SoudanLes militaires repoussent violemment les manifestants
Le Soudan vit des heures sombres. Ce lundi, face aux milliers de manifestants qui marchaient sur le palais présidentiel, les soldats ont à nouveau sorti armes lourdes et grenades lacrymogènes.
Le Soudan vit décidément des heures troubles. Les partisans d’un pouvoir civil dans un pays sorti, en 2019, de trois décennies de dictature militaro-islamiste se sont de nouveau mobilisés lundi, bravant les forces de sécurité déployées en masse dans la capitale et qui, pour la première fois, ont sorti leurs armes lourdes.
Au-dessus de leurs véhicules, des armes lourdes et des mitrailleuses à gros calibres étaient visibles, a constaté un journaliste de l’AFP, alors que la répression a déjà fait 64 morts dans les rangs des manifestants, depuis le coup d’État militaire du 25 octobre. Au milieu des grenades lacrymogènes, des grenades assourdissantes et des tirs de canons à eau, plusieurs manifestants blessés se sont écroulés, certains asphyxiés par le gaz lacrymogène, d’autres saignant après avoir été touchés de plein fouet par les grenades.
Ponts pas bloqués
Les violences à Khartoum se sont concentrées aux abords du palais présidentiel, où siègent aujourd’hui les autorités de transition, désormais aux mains du général Abdel Fattah al-Burhane, l’auteur du putsch. Les forces de l’ordre ont tenté d’empêcher les manifestants de s’en approcher, les poursuivant parfois dans les rues environnantes à coups de grenades lacrymogènes et assourdissantes.
Si les forces de sécurité ont quadrillé Khartoum, pour la première fois, elles n’ont pas bloqué l’ensemble des ponts reliant la capitale soudanaise à ses banlieues, sur l’autre rive du Nil. Dans l’une d’elles, Omdourman, des manifestants ont brûlé des pneus et dressé des barricades pour couper des routes, a rapporté un témoin, Sawssane Salah.
Dans le reste du pays aussi
Depuis que le général Burhane, chef de l’armée, a rebattu les cartes avec son coup de force, le pays ne cesse de s’enfoncer dans la violence.

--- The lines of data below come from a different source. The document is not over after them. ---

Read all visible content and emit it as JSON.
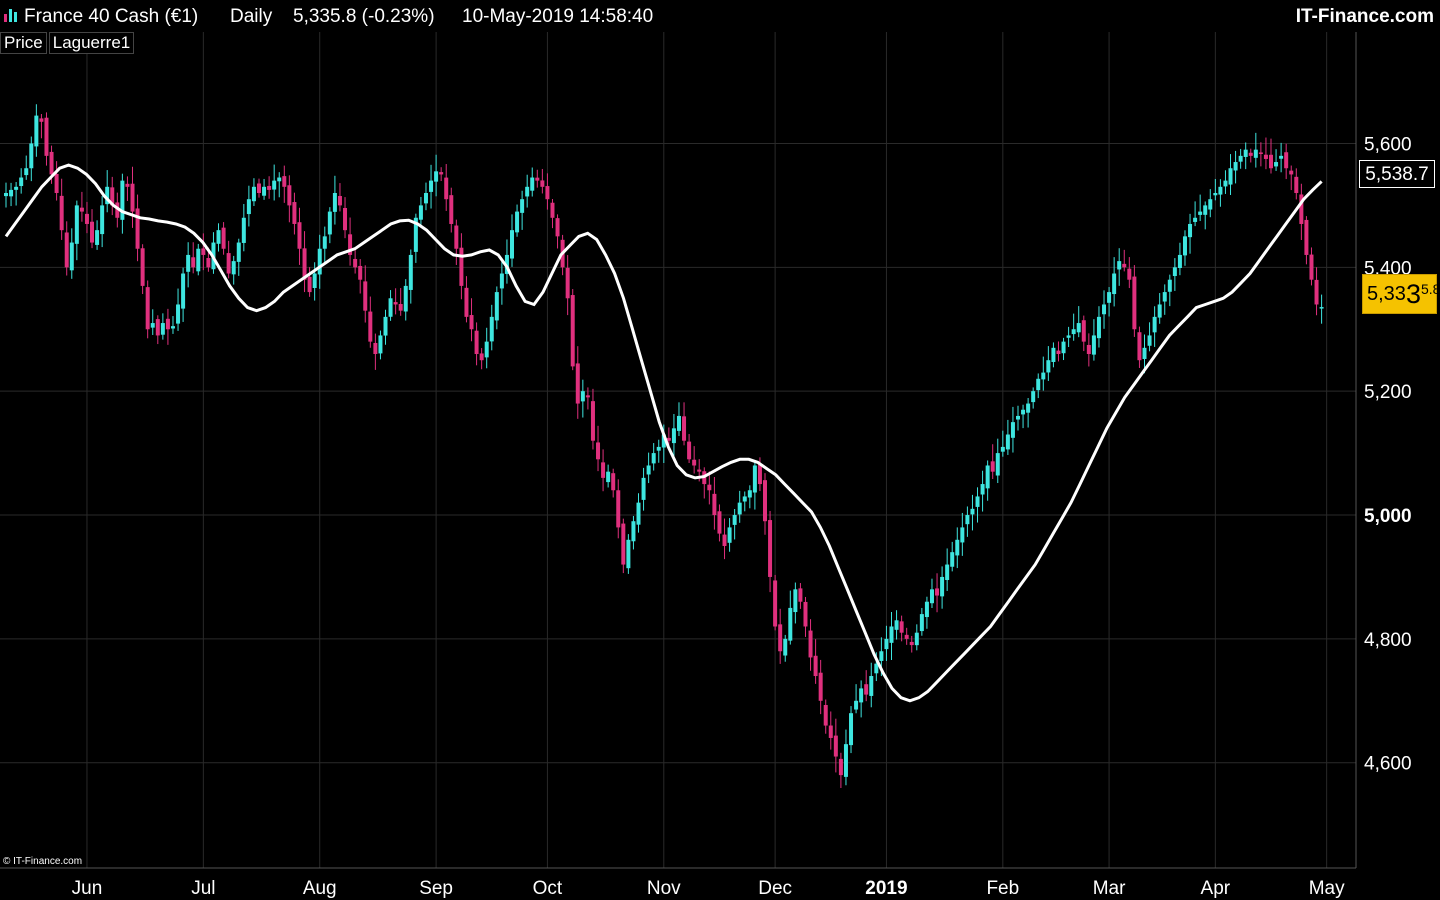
{
  "header": {
    "instrument": "France 40 Cash (€1)",
    "timeframe": "Daily",
    "quote": "5,335.8 (-0.23%)",
    "datetime": "10-May-2019 14:58:40",
    "brand": "IT-Finance.com"
  },
  "legend": {
    "items": [
      "Price",
      "Laguerre1"
    ]
  },
  "copyright": "© IT-Finance.com",
  "last_price": {
    "part1": "5,33",
    "part2": "3",
    "part3": "5.8"
  },
  "laguerre_value": "5,538.7",
  "colors": {
    "bull": "#3ee6e0",
    "bear": "#e0307e",
    "laguerre": "#ffffff",
    "background": "#000000",
    "grid": "#2a2a2a",
    "price_tag": "#f5c200"
  },
  "chart_data": {
    "type": "candlestick",
    "ylim": [
      4430,
      5780
    ],
    "y_ticks": [
      {
        "value": 4600,
        "label": "4,600",
        "bold": false
      },
      {
        "value": 4800,
        "label": "4,800",
        "bold": false
      },
      {
        "value": 5000,
        "label": "5,000",
        "bold": true
      },
      {
        "value": 5200,
        "label": "5,200",
        "bold": false
      },
      {
        "value": 5400,
        "label": "5,400",
        "bold": false
      },
      {
        "value": 5600,
        "label": "5,600",
        "bold": false
      }
    ],
    "x_labels": [
      {
        "label": "Jun",
        "bold": false
      },
      {
        "label": "Jul",
        "bold": false
      },
      {
        "label": "Aug",
        "bold": false
      },
      {
        "label": "Sep",
        "bold": false
      },
      {
        "label": "Oct",
        "bold": false
      },
      {
        "label": "Nov",
        "bold": false
      },
      {
        "label": "Dec",
        "bold": false
      },
      {
        "label": "2019",
        "bold": true
      },
      {
        "label": "Feb",
        "bold": false
      },
      {
        "label": "Mar",
        "bold": false
      },
      {
        "label": "Apr",
        "bold": false
      },
      {
        "label": "May",
        "bold": false
      }
    ],
    "x_label_index": [
      16,
      39,
      62,
      85,
      107,
      130,
      152,
      174,
      197,
      218,
      239,
      261
    ],
    "close": [
      5520,
      5525,
      5530,
      5545,
      5560,
      5600,
      5645,
      5635,
      5580,
      5550,
      5520,
      5460,
      5400,
      5440,
      5500,
      5490,
      5470,
      5440,
      5460,
      5500,
      5530,
      5500,
      5480,
      5540,
      5530,
      5490,
      5430,
      5370,
      5300,
      5310,
      5290,
      5310,
      5300,
      5305,
      5340,
      5390,
      5420,
      5400,
      5430,
      5420,
      5400,
      5440,
      5460,
      5430,
      5390,
      5410,
      5440,
      5480,
      5510,
      5530,
      5520,
      5530,
      5525,
      5540,
      5545,
      5530,
      5500,
      5470,
      5430,
      5380,
      5360,
      5390,
      5430,
      5450,
      5490,
      5520,
      5500,
      5460,
      5420,
      5400,
      5380,
      5330,
      5280,
      5260,
      5290,
      5320,
      5350,
      5340,
      5330,
      5370,
      5420,
      5480,
      5500,
      5520,
      5540,
      5555,
      5550,
      5510,
      5470,
      5430,
      5370,
      5320,
      5300,
      5260,
      5250,
      5280,
      5320,
      5360,
      5390,
      5420,
      5460,
      5490,
      5510,
      5530,
      5545,
      5540,
      5530,
      5510,
      5480,
      5450,
      5400,
      5350,
      5240,
      5180,
      5200,
      5190,
      5120,
      5090,
      5060,
      5070,
      5040,
      4980,
      4920,
      4960,
      4990,
      5020,
      5060,
      5080,
      5100,
      5110,
      5130,
      5120,
      5140,
      5160,
      5120,
      5090,
      5080,
      5070,
      5050,
      5040,
      5000,
      4970,
      4950,
      4980,
      5000,
      5020,
      5030,
      5040,
      5080,
      5050,
      4990,
      4900,
      4820,
      4780,
      4800,
      4850,
      4880,
      4860,
      4820,
      4770,
      4740,
      4700,
      4660,
      4640,
      4610,
      4580,
      4630,
      4680,
      4700,
      4720,
      4710,
      4740,
      4760,
      4780,
      4800,
      4820,
      4830,
      4810,
      4800,
      4790,
      4810,
      4840,
      4860,
      4880,
      4870,
      4900,
      4920,
      4940,
      4960,
      4980,
      5000,
      5010,
      5030,
      5050,
      5080,
      5070,
      5100,
      5110,
      5130,
      5150,
      5160,
      5170,
      5180,
      5200,
      5220,
      5230,
      5250,
      5270,
      5260,
      5280,
      5290,
      5300,
      5310,
      5280,
      5260,
      5290,
      5320,
      5340,
      5360,
      5390,
      5410,
      5400,
      5380,
      5300,
      5250,
      5270,
      5290,
      5320,
      5340,
      5360,
      5380,
      5400,
      5420,
      5450,
      5470,
      5480,
      5490,
      5500,
      5510,
      5520,
      5530,
      5540,
      5560,
      5570,
      5580,
      5590,
      5580,
      5590,
      5585,
      5575,
      5560,
      5570,
      5580,
      5560,
      5550,
      5520,
      5470,
      5420,
      5380,
      5340,
      5335.8
    ],
    "laguerre": [
      5450,
      5470,
      5490,
      5510,
      5530,
      5545,
      5560,
      5565,
      5560,
      5550,
      5535,
      5515,
      5500,
      5490,
      5485,
      5480,
      5478,
      5475,
      5473,
      5470,
      5465,
      5455,
      5440,
      5420,
      5395,
      5370,
      5350,
      5335,
      5330,
      5335,
      5345,
      5360,
      5370,
      5380,
      5390,
      5400,
      5410,
      5420,
      5425,
      5430,
      5440,
      5450,
      5460,
      5470,
      5475,
      5476,
      5470,
      5460,
      5445,
      5430,
      5420,
      5418,
      5420,
      5425,
      5428,
      5420,
      5400,
      5370,
      5345,
      5340,
      5360,
      5390,
      5420,
      5435,
      5450,
      5455,
      5445,
      5420,
      5390,
      5350,
      5300,
      5250,
      5200,
      5150,
      5110,
      5080,
      5065,
      5060,
      5062,
      5070,
      5078,
      5085,
      5090,
      5090,
      5085,
      5075,
      5065,
      5050,
      5035,
      5020,
      5005,
      4980,
      4950,
      4915,
      4880,
      4845,
      4810,
      4775,
      4745,
      4720,
      4705,
      4700,
      4705,
      4715,
      4730,
      4745,
      4760,
      4775,
      4790,
      4805,
      4820,
      4840,
      4860,
      4880,
      4900,
      4920,
      4945,
      4970,
      4995,
      5020,
      5050,
      5080,
      5110,
      5140,
      5165,
      5190,
      5210,
      5230,
      5250,
      5270,
      5290,
      5305,
      5320,
      5335,
      5340,
      5345,
      5350,
      5360,
      5375,
      5390,
      5410,
      5430,
      5450,
      5470,
      5490,
      5510,
      5525,
      5538.7
    ]
  }
}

Un général de police a été poignardé à mort lors de récentes manifestations, tandis que les forces de sécurité tirent, parfois à balles réelles, sur les manifestants et vont jusqu’à attaquer des blessés et des médecins dans les hôpitaux, selon l’Organisation mondiale de la santé.
Et la mobilisation ne se cantonne pas à la capitale dans ce pays de 45 millions d’habitants, l’un des plus grands d’Afrique. Par exemple, à Madani, à 200 kilomètres au sud de Khartoum, «environ 2000 manifestants ont défilé aux cris d ‘«on ne veut que des civils au pouvoir», selon un autre témoin, Imed Mohammed.
Le 25 octobre, le général Burhane a fait arrêter la plupart des civils qui partageaient le pouvoir avec lui et son armée. Ils ont été libérés depuis, mais le pays est toujours sans Parlement depuis la chute, en 2019, du dictateur Omar el-Béchir et sans gouvernement depuis le putsch. Le général Burhane, qui s’est entouré de généraux et de civils sans passé militant, est donc de facto seul aux commandes du pays, l’un des plus pauvres du monde.